82 Emily Chen Female 32 80000.0 3.0 35.90
83 John Doe male 32 80000.0 3.0 25.50
84 John Doe male 35 60000.0 2.0 33.86
85 Emily Chen female 42 120000.0 4.0 46.00
86 John Doe male 42 80000.0 3.0 48.39

87 rows × 6 columns

Visualize relationships in the data#

Let’s create several plots to analyze relationships between variables:

# Create a figure with three subplots
fig, (ax1, ax2, ax3) = plt.subplots(1, 3, figsize=(15, 5))

# Age vs Income
sns.scatterplot(data=df, x='age', y='income', ax=ax1)
ax1.set_title('Age vs Income')

# Income vs Weekly Shopping
sns.scatterplot(data=df, x='income', y='weekly_spending', ax=ax2)
ax2.set_title('Income vs Weekly Spending')

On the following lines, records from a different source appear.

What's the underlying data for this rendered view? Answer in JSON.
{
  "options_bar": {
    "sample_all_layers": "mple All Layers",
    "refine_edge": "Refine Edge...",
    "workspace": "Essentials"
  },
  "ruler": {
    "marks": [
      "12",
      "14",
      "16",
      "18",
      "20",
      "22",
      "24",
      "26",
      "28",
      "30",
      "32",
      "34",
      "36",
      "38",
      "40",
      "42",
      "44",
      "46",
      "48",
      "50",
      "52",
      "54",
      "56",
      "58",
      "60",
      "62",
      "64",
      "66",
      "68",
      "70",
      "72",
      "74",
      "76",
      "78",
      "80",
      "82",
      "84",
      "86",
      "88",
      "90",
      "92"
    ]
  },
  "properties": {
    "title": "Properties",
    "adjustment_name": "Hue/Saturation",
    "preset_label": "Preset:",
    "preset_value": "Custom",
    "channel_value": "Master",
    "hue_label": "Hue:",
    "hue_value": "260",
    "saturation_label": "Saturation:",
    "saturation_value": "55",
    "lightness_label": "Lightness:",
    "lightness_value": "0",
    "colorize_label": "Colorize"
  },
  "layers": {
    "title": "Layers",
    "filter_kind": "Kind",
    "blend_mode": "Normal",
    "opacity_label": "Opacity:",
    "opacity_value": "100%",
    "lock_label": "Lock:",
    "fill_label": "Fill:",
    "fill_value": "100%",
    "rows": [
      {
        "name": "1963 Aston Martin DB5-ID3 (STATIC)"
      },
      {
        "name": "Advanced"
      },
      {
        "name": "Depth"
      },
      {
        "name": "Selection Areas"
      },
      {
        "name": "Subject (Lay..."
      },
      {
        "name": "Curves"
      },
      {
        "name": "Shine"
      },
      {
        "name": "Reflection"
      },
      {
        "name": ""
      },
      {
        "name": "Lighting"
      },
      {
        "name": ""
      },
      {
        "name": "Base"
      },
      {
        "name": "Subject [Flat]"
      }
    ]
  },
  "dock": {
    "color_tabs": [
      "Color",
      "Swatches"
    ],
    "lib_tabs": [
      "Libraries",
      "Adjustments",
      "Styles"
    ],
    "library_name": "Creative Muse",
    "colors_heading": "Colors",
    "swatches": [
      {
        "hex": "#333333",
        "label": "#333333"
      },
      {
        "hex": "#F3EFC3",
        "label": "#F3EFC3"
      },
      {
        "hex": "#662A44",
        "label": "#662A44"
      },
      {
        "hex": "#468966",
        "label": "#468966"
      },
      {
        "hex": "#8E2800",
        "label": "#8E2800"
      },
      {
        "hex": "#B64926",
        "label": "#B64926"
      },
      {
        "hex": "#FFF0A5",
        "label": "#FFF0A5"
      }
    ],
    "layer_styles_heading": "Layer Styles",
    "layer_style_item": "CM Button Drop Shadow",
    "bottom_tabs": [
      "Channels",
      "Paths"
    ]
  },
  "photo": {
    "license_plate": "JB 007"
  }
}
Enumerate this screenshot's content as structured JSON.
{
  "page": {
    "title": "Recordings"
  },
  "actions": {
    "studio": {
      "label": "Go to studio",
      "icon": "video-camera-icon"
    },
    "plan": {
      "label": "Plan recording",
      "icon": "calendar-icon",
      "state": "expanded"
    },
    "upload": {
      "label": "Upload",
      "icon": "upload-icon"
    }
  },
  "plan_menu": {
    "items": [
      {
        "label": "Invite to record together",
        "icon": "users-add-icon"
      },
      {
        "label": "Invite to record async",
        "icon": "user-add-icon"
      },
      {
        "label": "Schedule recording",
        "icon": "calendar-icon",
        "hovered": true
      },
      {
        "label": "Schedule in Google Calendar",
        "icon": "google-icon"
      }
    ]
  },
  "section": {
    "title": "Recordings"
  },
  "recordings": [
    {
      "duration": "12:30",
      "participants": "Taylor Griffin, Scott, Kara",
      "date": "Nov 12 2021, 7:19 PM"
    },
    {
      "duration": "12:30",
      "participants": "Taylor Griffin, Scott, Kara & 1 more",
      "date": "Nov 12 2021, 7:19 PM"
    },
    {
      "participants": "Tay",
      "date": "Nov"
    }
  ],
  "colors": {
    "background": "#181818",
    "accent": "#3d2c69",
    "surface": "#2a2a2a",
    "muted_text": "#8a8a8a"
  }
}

# Household Size vs Weekly Shopping
sns.scatterplot(data=df, x='household_size', y='weekly_spending', ax=ax3)
ax3.set_title('Household Size vs Weekly Spending')

plt.tight_layout()
plt.show()
../_images/e3a57e5bfe32b2b20dd8a6475badb2b3219019266c47961132ba7ebac55659c0.png

Additional Analysis: Shopping patterns by gender#

# Box plot of weekly spending by gender
plt.figure(figsize=(8, 6))
sns.boxplot(data=df, x='gender', y='weekly_spending')
plt.title('Weekly Spending Distribution by Gender')
plt.show()
../_images/70027ae993b02390c7424e13c26683f87c2f59942a4652406031d14986d64016.png

Exercise#

Modify the prompt to prevent multiple forms of “Male”, “male” or “m” genders.